Tehran (AFP) — Iran said on Thursday it had “no knowledge” of the whereabouts of a former FBI agent missing since 2007, after his family said he had died in Iranian custody.
U.S. President Donald Trump did not confirm Bob Levinson’s death, saying that Iran had not communicated any news on the former agent, who would have turned 72 this month.
“Iran has always maintained that its officials have no knowledge of Mr.
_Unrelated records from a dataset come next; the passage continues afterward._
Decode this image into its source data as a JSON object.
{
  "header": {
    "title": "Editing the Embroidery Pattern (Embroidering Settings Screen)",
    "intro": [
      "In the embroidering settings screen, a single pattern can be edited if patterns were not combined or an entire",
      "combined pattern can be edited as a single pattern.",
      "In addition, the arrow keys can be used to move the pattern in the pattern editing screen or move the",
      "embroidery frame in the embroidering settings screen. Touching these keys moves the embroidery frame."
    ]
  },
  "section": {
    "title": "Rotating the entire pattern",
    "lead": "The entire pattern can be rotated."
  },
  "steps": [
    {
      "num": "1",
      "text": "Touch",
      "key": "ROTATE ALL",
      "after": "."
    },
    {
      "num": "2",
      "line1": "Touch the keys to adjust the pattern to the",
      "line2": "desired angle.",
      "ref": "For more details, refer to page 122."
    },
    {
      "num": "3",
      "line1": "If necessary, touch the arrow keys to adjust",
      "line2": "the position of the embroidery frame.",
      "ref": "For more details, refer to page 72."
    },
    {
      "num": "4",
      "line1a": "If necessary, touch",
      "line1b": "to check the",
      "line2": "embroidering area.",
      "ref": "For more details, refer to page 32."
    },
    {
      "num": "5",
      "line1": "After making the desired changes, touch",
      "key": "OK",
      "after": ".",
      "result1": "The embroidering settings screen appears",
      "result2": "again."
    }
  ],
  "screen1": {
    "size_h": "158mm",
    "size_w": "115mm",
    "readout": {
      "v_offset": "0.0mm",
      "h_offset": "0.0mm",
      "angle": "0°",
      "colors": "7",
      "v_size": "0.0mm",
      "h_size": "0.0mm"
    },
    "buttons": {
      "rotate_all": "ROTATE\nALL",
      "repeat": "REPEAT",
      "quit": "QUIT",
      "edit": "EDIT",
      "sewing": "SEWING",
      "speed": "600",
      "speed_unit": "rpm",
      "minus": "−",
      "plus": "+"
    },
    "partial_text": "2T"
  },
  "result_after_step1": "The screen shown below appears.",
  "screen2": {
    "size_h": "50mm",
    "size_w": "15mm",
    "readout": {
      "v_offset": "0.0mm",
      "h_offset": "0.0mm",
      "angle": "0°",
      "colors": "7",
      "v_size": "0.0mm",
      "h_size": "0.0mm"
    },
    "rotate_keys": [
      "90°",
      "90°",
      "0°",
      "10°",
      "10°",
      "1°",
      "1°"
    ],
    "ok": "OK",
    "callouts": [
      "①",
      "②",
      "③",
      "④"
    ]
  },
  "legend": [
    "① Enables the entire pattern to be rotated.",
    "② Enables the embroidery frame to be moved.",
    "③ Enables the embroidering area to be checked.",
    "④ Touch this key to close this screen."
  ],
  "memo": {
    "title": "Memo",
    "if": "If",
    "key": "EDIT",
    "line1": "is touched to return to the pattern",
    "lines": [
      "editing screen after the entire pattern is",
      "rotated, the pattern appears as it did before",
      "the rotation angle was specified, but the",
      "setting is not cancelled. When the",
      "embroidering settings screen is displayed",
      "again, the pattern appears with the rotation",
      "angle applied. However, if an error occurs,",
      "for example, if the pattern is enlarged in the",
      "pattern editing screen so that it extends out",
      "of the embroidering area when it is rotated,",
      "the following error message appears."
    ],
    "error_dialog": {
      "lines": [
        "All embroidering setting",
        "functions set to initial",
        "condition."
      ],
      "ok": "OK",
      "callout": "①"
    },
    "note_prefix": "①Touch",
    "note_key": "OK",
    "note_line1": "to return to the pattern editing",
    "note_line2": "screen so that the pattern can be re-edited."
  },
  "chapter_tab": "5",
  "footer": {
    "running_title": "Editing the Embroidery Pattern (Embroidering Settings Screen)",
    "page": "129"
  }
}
Levinson’s whereabouts, and that he is not in Iranian custody,” said Alireza Miryousefi, chief press officer at Iran’s mission to the United Nations.
“Those facts have not changed.”
Levinson’s family said that it had learnt that he was dead, although it gave no information on how or when.
“We recently received information from U.S. officials that has led both them and us to conclude that our wonderful husband and father died while in Iranian custody,” said a statement from the family.
The family said Levinson died before the coronavirus pandemic, which has hit Iran hard and led authorities to release thousands of prisoners temporarily.
Levinson is one of a number of Americans who have disappeared in arch-enemy Iran, but his case has been among the most perplexing, with his family until now insisting he was alive.
The father of seven vanished in March 2007 in Kish, an island that has more lenient visa rules than the rest of Iran, and was said to have been investigating cigarette counterfeiting.
But the Washington Post reported in 2013 that Levinson, who had retired from the FBI, was working for the CIA and had gone on a rogue mission aimed at gathering intelligence on Iran.
Iranian officials have repeatedly said they had no information about him.
Iran’s foreign ministry said in 2018 that Levinson had “travelled to Iran at a certain point and then left” and that it had no information about anything that might have happened after he left.